BRT Philharmonic Orchestra, Brussels
The history of the BRT Philharmonic Orchestra, Brussels goes
back to the birth of the Belgian Radio in the 1930's. After the well-known musicologist
and promoter of contemporary music, Paul Collaer, had become head of the Music Department
of the Belgian Radio, the orchestra, under its conductor Franz Andre, gained a world-wide
reputation for its interpretations of the latest compositions of Stravinsky, Berg, Bartok,
Hindemith and other 20th century composers. The orchestra gave the first European
performance of Bartoks Concerto for Orchestra in Paris and the first West European
performance of the Fourth Symphony by Shostakovich, and has, over the years, worked with
many leading conductors, from Pierre Boulez, Paul Hindemith and Darius Milhaud to Lorin
Maazel and Zubin Mehta.
In 1978 the Radio Symphony Orchestra was dissolved and both the
Flemish and the French Radio divisions set up their own symphony orchestras.
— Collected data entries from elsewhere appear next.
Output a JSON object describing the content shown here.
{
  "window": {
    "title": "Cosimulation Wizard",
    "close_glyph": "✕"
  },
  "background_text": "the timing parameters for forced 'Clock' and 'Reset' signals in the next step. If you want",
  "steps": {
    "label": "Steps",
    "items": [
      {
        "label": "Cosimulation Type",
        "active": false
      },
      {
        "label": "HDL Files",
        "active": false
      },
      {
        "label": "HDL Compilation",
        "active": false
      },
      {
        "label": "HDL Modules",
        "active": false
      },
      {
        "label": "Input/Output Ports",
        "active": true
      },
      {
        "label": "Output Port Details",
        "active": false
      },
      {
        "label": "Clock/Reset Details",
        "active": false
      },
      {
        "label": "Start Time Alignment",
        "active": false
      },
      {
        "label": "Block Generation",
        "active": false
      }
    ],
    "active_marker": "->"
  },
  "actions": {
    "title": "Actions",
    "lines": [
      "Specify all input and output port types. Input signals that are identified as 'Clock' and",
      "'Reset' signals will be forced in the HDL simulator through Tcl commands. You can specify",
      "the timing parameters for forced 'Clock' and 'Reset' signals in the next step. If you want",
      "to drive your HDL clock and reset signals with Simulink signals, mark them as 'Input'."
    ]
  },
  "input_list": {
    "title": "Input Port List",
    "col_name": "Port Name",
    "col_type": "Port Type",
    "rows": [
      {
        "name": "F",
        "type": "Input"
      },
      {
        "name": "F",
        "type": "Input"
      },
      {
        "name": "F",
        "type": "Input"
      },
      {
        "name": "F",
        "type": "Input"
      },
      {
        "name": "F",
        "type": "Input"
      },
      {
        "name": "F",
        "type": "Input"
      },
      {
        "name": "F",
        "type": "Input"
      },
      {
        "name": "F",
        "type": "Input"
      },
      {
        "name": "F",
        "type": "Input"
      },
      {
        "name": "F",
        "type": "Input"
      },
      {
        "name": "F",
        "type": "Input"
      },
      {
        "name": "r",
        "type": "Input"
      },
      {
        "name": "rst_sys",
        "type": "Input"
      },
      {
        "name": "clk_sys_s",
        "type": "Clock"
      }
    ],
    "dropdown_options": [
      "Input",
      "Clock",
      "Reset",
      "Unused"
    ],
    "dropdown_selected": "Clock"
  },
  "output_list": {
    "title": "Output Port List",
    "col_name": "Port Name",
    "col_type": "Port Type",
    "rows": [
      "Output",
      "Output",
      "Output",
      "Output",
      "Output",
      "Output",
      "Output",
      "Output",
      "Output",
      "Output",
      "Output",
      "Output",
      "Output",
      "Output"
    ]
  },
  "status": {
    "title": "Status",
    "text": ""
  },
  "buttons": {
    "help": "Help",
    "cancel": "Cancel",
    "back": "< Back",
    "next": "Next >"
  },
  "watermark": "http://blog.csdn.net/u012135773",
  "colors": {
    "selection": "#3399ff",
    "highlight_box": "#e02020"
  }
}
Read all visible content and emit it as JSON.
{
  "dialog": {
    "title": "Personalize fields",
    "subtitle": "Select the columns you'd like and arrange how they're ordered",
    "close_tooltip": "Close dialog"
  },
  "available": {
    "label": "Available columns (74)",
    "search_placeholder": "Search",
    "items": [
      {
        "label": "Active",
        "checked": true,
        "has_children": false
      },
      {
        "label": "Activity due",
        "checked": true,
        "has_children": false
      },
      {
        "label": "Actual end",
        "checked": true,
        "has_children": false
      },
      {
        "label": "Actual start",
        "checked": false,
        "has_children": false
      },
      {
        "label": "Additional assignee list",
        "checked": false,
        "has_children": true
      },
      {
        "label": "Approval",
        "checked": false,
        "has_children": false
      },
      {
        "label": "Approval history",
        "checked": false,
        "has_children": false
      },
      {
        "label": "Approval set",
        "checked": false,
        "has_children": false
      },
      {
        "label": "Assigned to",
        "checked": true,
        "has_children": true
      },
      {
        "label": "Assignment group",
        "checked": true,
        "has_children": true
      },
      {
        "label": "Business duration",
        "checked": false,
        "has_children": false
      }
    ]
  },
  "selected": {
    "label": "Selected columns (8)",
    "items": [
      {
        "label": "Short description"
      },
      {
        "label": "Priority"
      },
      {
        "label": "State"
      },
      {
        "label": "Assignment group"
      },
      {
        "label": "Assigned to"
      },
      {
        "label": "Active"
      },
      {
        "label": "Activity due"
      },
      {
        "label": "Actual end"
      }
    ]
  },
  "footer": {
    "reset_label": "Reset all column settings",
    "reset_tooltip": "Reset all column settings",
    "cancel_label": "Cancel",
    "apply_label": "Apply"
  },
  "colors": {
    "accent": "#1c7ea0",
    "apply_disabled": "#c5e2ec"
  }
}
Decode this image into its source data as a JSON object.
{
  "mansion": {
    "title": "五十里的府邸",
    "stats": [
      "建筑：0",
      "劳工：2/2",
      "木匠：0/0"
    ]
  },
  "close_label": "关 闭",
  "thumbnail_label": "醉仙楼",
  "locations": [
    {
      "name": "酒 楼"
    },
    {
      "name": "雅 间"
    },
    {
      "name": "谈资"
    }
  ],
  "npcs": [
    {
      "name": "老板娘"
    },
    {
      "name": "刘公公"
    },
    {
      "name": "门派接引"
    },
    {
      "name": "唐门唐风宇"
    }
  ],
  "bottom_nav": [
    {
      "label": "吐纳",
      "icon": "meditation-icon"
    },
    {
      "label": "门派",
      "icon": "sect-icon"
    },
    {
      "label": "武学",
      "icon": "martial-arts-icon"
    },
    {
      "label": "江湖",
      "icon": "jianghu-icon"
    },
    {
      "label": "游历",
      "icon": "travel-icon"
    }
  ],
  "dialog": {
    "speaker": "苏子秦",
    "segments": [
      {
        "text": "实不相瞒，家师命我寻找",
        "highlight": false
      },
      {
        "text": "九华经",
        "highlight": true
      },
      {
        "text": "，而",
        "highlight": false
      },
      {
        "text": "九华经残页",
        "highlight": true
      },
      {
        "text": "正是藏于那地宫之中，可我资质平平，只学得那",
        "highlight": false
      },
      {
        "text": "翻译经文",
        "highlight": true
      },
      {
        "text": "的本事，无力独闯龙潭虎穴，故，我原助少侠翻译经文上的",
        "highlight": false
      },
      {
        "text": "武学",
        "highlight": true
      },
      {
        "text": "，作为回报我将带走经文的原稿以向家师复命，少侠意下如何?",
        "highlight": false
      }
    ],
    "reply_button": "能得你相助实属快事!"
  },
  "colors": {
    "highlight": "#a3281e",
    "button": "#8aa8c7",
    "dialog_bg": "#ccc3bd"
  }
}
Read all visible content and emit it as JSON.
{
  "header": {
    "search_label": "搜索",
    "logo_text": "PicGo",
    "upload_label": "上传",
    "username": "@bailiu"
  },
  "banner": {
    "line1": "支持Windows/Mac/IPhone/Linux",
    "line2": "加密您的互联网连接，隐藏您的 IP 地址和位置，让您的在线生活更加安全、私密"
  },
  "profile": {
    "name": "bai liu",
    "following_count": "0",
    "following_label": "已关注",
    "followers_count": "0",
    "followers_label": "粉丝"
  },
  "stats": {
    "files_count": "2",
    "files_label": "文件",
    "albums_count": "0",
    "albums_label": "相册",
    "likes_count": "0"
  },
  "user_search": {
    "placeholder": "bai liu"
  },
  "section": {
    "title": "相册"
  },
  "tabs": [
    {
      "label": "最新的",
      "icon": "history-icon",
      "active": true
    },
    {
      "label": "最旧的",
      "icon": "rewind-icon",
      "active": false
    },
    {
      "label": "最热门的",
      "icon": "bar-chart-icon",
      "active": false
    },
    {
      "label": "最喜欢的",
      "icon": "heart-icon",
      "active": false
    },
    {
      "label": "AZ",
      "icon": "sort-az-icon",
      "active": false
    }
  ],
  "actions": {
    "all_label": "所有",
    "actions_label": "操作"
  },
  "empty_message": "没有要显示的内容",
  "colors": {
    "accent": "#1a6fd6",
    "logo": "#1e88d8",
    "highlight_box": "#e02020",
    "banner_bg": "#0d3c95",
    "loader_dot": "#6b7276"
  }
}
The Flemish
network soon had a new orchestra, the BRT Philharmonic, with some 90 musicians and Fernand
Terby became its principal conductor from 1978 to 1988. Since 1988. Alexander Rahbari has
been the principal conductor and musical director of the new BRT Philharmonic Orchestra.
Alexander Rahbari
Alexander Rahbari was born in Iran in 1948 and was trained as a
conductor at the Vienna Music Academy as a pupil of von Einem, Swarowsky and
Österreicher. On his return to Iran he was appointed director of the Teheran Conservatory
of Music and took a leading position in the cultural development of his country. In 1977
he moved to Europe, winning first prize in the Besançon International Conductors'
Competition and the Geneva silver medal. In 1979 he was invited by Herbert von Karajan to
conduct the Berlin Philharmonic Orchestra and served as von Karajans assistant in
Salzburg. Rahbaris subsequent career has been highly successful, with concerts
throughout the world and engagements in leading opera-houses. He is Principal Guest
Conductor of the Czech Philharmonic Orchestra and has conducted major orchestras
throughout Europe, in Japan and in Canada. Alexander Rahbari is now a citizen of Austria.